(An earlier version of this story inadvertently pegged UCO Bank's loans to Sunil Hitech as Rs 740 crore. That number has been updated to Rs 400 crore after clarification from the company.)
The slowdown in the business cycle, which has resulted in several companies being put on the block thanks to the government’s bankruptcy law, may claim one more victim.
Infrastructure firm Sunil Hitech Engineers is likely to be put under insolvency proceedings on September 5. The petitioner: American Express, which claims Sunil owes it around Rs 45 crore for usage of corporate credit cards.
American Express had dragged Sunil Hitech to the National Company Law Tribunal (NCLT) in July. According to a source, Sunil sought 50 days to clear the payments and wanted to settle the matter out of court. But two weeks back, it came back and said it was facing difficulties raising money to repay the dues.

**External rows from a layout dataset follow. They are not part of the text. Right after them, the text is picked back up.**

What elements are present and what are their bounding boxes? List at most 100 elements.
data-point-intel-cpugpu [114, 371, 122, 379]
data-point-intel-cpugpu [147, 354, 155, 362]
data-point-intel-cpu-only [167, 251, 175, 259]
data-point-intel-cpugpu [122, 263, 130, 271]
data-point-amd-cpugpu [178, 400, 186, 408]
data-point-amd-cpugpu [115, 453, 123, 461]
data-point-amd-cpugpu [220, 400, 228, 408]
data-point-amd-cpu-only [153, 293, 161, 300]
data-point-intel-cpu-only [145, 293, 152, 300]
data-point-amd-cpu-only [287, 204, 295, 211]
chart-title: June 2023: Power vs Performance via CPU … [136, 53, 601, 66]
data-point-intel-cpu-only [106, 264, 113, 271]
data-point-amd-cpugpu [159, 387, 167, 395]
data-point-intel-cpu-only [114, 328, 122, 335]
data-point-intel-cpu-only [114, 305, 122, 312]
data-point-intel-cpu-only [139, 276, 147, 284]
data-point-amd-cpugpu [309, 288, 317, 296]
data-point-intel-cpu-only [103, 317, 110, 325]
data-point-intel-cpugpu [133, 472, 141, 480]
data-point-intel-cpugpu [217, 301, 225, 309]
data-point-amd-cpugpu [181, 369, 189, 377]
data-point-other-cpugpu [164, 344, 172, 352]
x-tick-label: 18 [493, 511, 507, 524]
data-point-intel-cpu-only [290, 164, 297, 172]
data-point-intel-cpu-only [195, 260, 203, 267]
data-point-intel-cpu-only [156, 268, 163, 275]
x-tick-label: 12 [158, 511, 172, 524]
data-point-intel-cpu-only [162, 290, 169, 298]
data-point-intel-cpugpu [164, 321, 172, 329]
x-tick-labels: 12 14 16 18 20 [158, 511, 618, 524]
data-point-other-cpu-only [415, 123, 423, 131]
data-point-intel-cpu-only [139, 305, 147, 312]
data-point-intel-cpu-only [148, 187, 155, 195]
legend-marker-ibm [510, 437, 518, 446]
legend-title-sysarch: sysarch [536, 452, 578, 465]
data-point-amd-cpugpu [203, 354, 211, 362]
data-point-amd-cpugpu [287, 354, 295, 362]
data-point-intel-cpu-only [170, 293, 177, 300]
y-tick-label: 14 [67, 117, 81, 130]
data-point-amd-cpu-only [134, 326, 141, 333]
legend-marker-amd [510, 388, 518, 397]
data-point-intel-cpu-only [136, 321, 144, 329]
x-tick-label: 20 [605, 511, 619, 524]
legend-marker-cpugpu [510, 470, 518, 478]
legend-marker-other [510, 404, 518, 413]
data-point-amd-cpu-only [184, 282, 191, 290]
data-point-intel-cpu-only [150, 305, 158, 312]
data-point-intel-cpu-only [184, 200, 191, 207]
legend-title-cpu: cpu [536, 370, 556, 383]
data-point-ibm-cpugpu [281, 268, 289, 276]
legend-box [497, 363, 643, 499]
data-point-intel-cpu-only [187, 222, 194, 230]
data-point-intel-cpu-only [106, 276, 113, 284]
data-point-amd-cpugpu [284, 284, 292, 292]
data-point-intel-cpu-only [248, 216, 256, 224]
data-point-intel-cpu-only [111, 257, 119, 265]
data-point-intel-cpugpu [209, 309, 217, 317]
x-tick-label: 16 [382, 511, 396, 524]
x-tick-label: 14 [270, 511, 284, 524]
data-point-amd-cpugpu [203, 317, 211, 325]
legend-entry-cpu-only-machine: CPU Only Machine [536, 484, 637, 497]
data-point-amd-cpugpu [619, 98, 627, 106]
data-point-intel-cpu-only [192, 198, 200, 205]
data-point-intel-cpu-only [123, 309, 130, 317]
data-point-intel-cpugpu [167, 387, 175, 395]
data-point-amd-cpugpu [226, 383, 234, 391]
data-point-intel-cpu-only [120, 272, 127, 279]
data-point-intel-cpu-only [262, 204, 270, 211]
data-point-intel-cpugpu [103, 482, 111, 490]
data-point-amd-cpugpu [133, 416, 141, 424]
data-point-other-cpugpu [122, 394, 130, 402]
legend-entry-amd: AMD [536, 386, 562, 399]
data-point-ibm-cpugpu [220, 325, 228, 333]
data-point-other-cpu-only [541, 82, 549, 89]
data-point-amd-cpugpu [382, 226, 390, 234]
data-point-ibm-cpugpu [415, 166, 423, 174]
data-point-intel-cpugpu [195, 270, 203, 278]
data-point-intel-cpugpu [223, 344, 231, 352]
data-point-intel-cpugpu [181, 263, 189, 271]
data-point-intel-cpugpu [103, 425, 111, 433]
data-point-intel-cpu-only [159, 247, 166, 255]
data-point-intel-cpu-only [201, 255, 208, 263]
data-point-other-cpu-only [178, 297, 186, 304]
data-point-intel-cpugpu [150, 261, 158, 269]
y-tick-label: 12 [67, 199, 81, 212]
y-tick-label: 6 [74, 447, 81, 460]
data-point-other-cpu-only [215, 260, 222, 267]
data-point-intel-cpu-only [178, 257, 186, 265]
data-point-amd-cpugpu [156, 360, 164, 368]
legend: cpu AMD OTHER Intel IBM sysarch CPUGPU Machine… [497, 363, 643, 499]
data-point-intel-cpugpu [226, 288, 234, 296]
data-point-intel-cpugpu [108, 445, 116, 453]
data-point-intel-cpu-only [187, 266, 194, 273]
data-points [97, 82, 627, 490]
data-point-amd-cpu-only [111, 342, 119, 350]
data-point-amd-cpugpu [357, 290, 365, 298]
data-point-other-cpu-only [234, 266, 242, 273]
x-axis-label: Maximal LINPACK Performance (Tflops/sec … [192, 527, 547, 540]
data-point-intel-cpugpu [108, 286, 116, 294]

The NCLT will now admit Sunil Hitech into bankruptcy proceedings. Once admitted, an insolvency resolution professional (IRP) takes operational control from a company’s promoters. The promoters get 270 days to find buyers for the company, a move that has to be approved by a committee of creditors (CoC). Failure to do so results in the company being liquidated.
Interestingly, UCO Bank, which is the largest lender to the engineering firm, having loaned around Rs 400 crore, is not leading the motion. However, the source Moneycontrol spoke to, who is close to Amex, says the credit card company expects UCO to support the petition.
An email to the company and a call to UCO Bank chief remained unanswered.
Other banks that have made loans to Sunil Hitech include Union Bank of India, Punjab National Bank, Oriental Bank of Commerce and ICICI Bank.
The insolvency and bankruptcy law, passed in 2016, has kickstarted a fire sale of distressed companies, especially those in the infrastructure sector, whose loans have been declared as non-performing assets.
The Sunil Hitech stock, once dubbed as attractive by many high-profile investors, has tumbled over the past one year, falling from a high of Rs 22.6 (adjusted) to about Rs 2.8 low, a loss of about 88 percent.
The Enforcement Directorate (ED) had attached cash deposits worth Rs 25.44 crore of the company in a coal block case under the Prevention of Money Laundering Act (PMLA).
The company’s stock was also added to the additional surveillance mechanism (ASM) list put out by SEBI in June this year.
As per the company’s consolidated financial statements, as of March 2018, it had a total debt of Rs 1,785 crore as opposed to equity of Rs 641 crore.